Set polar_enable_px to ON within a session to enable ePQ for all queries executed within the session.

SET polar_enable_px = ON;

Database level and user level

After ePQ is enabled at the global or session level, the system automatically uses ePQ for all queries that qualify for parallel execution before using other execution methods. From a best practice perspective, ePQ is more suitable for long queries with heavy analytical workloads than for short transactional queries. For short queries, the overhead associated with establishing connections, exchanging data, and destroying connections between compute nodes during the use of ePQ may result in decreased query performance.

If ePQ is required for specific business needs, analytical SQL queries that require ePQ can be extracted from the main database and executed on a separate database configured for ePQ queries.

ALTER DATABASE ap_database SET polar_enable_px = ON;

Alternatively, you can use a specific account to execute analytical SQL queries that require ePQ.

ALTER ROLE ap_role SET polar_enable_px = ON;

Query level

If you want to use ePQ only for specific queries within a session, such as for nightly report tasks, you can use the pg_hint_plan plug-in and SQL hints to enable ePQ for those queries.

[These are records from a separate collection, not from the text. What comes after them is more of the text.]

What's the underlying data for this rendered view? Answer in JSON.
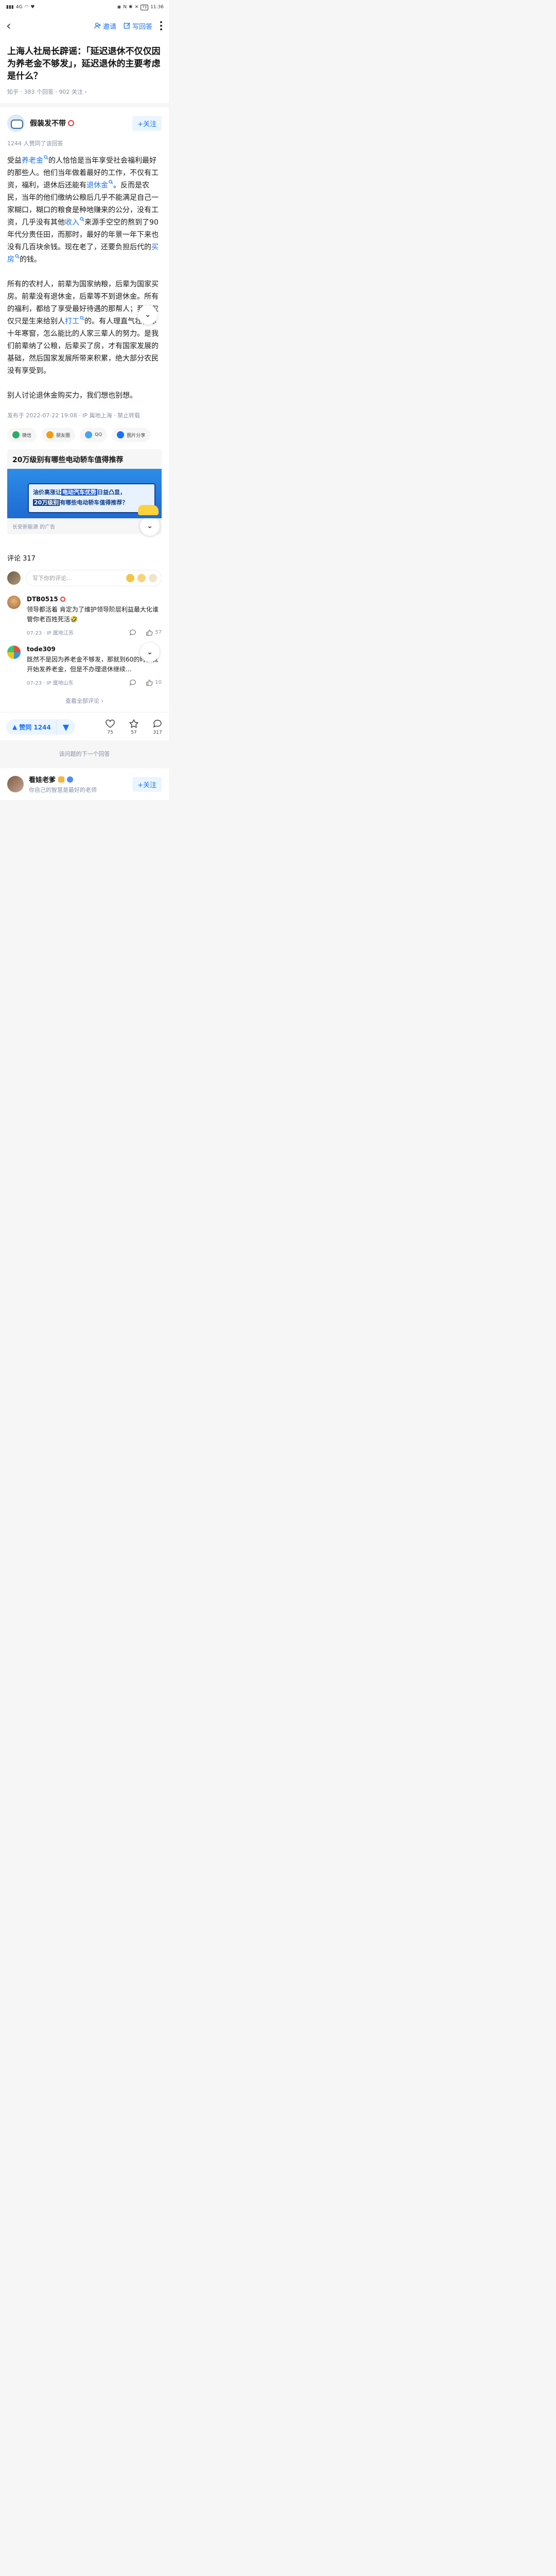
{
  "status_bar": {
    "time": "11:36",
    "battery": "73",
    "network": "4G"
  },
  "nav": {
    "invite_label": "邀请",
    "write_label": "写回答"
  },
  "question": {
    "title": "上海人社局长辟谣：「延迟退休不仅仅因为养老金不够发」，延迟退休的主要考虑是什么？",
    "meta": "知乎 · 383 个回答 · 902 关注 ›"
  },
  "answer": {
    "author": "假装发不带",
    "follow_label": "+关注",
    "upvoted_text": "1244 人赞同了该回答",
    "paragraphs": [
      [
        {
          "t": "受益"
        },
        {
          "t": "养老金",
          "kw": true
        },
        {
          "t": "的人恰恰是当年享受社会福利最好的那些人。他们当年做着最好的工作，不仅有工资，福利，退休后还能有"
        },
        {
          "t": "退休金",
          "kw": true
        },
        {
          "t": "。反而是农民，当年的他们缴纳公粮后几乎不能满足自己一家糊口，糊口的粮食是种地赚来的公分，没有工资，几乎没有其他"
        },
        {
          "t": "收入",
          "kw": true
        },
        {
          "t": "来源手空空的熬到了90年代分责任田，而那时，最好的年景一年下来也没有几百块余钱。现在老了，还要负担后代的"
        },
        {
          "t": "买房",
          "kw": true
        },
        {
          "t": "的钱。"
        }
      ],
      [
        {
          "t": "所有的农村人，前辈为国家纳粮，后辈为国家买房。前辈没有退休金，后辈等不到退休金。所有的福利，都给了享受最好待遇的那帮人；我们仅仅只是生来给别人"
        },
        {
          "t": "打工",
          "kw": true
        },
        {
          "t": "的。有人理直气壮，你十年寒窗，怎么能比的人家三辈人的努力。是我们前辈纳了公粮，后辈买了房，才有国家发展的基础，然后国家发展所带来积累，绝大部分农民没有享受到。"
        }
      ],
      [
        {
          "t": "别人讨论退休金购买力，我们想也别想。"
        }
      ]
    ],
    "published": "发布于 2022-07-22 19:08 · IP 属地上海 · 禁止转载",
    "share": [
      {
        "label": "微信",
        "icon": "wechat-icon",
        "color": "#2aae67"
      },
      {
        "label": "朋友圈",
        "icon": "moments-icon",
        "color": "#f39c12"
      },
      {
        "label": "QQ",
        "icon": "qq-icon",
        "color": "#4aa3f0"
      },
      {
        "label": "图片分享",
        "icon": "image-share-icon",
        "color": "#1772f6"
      }
    ]
  },
  "ad": {
    "title": "20万级别有哪些电动轿车值得推荐",
    "line1_a": "油价高涨让",
    "line1_hl": "电动汽车优势",
    "line1_b": "日益凸显，",
    "line2_hl": "20万级别",
    "line2_b": "有哪些电动轿车值得推荐？",
    "source": "长安新能源 的广告",
    "close": "✕"
  },
  "comments": {
    "count_label": "评论 317",
    "input_placeholder": "写下你的评论...",
    "items": [
      {
        "name": "DTB0515",
        "text": "领导都活着 肯定为了维护领导阶层利益最大化谁管你老百姓死活🤣",
        "meta": "07-23 · IP 属地江苏",
        "likes": "57"
      },
      {
        "name": "tode309",
        "text": "既然不是因为养老金不够发，那就到60的时候就开始发养老金，但是不办理退休继续...",
        "meta": "07-23 · IP 属地山东",
        "likes": "10"
      }
    ],
    "view_all": "查看全部评论 ›"
  },
  "actions": {
    "upvote_label": "赞同 1244",
    "like_count": "75",
    "favorite_count": "57",
    "comment_count": "317"
  },
  "next_answer_label": "该问题的下一个回答",
  "next_card": {
    "name": "看娃老爹",
    "bio": "你自己的智慧是最好的老师",
    "follow_label": "+关注"
  }
}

To make SQL hints work, make sure that the pg_hint_plan plug-in has been added to the GUC parameter shared_preload_libraries.

Prepend /*+ PX() */ to a query to enable ePQ for the query.

=> /*+ PX() */ EXPLAIN SELECT * FROM t1;
                                    QUERY PLAN
----------------------------------------------------------------------------------
 PX Coordinator 6:1  (slice1; segments: 6)  (cost=0.00..431.03 rows=1000 width=8)
   ->  Partial Seq Scan on t1  (cost=0.00..431.00 rows=167 width=8)
 Optimizer: PolarDB PX Optimizer
(3 rows)

Prepend /*+ NoPX() */ to a query to disable ePQ for the query.

=> /*+ NoPX() */ EXPLAIN SELECT * FROM t1;
                      QUERY PLAN
------------------------------------------------------
 Seq Scan on t1  (cost=0.00..15.00 rows=1000 width=8)
(1 row)

Prepend /*+ PX(N) */ to a query to enable ePQ with a single-node parallelism of N. In the following example, the value of N is 6.

=> /*+ PX(6) */ EXPLAIN SELECT * FROM t1;
                                     QUERY PLAN
------------------------------------------------------------------------------------
 PX Coordinator 12:1  (slice1; segments: 12)  (cost=0.00..431.02 rows=1000 width=8)
   ->  Partial Seq Scan on t1  (cost=0.00..431.00 rows=84 width=8)
 Optimizer: PolarDB PX Optimizer
(3 rows)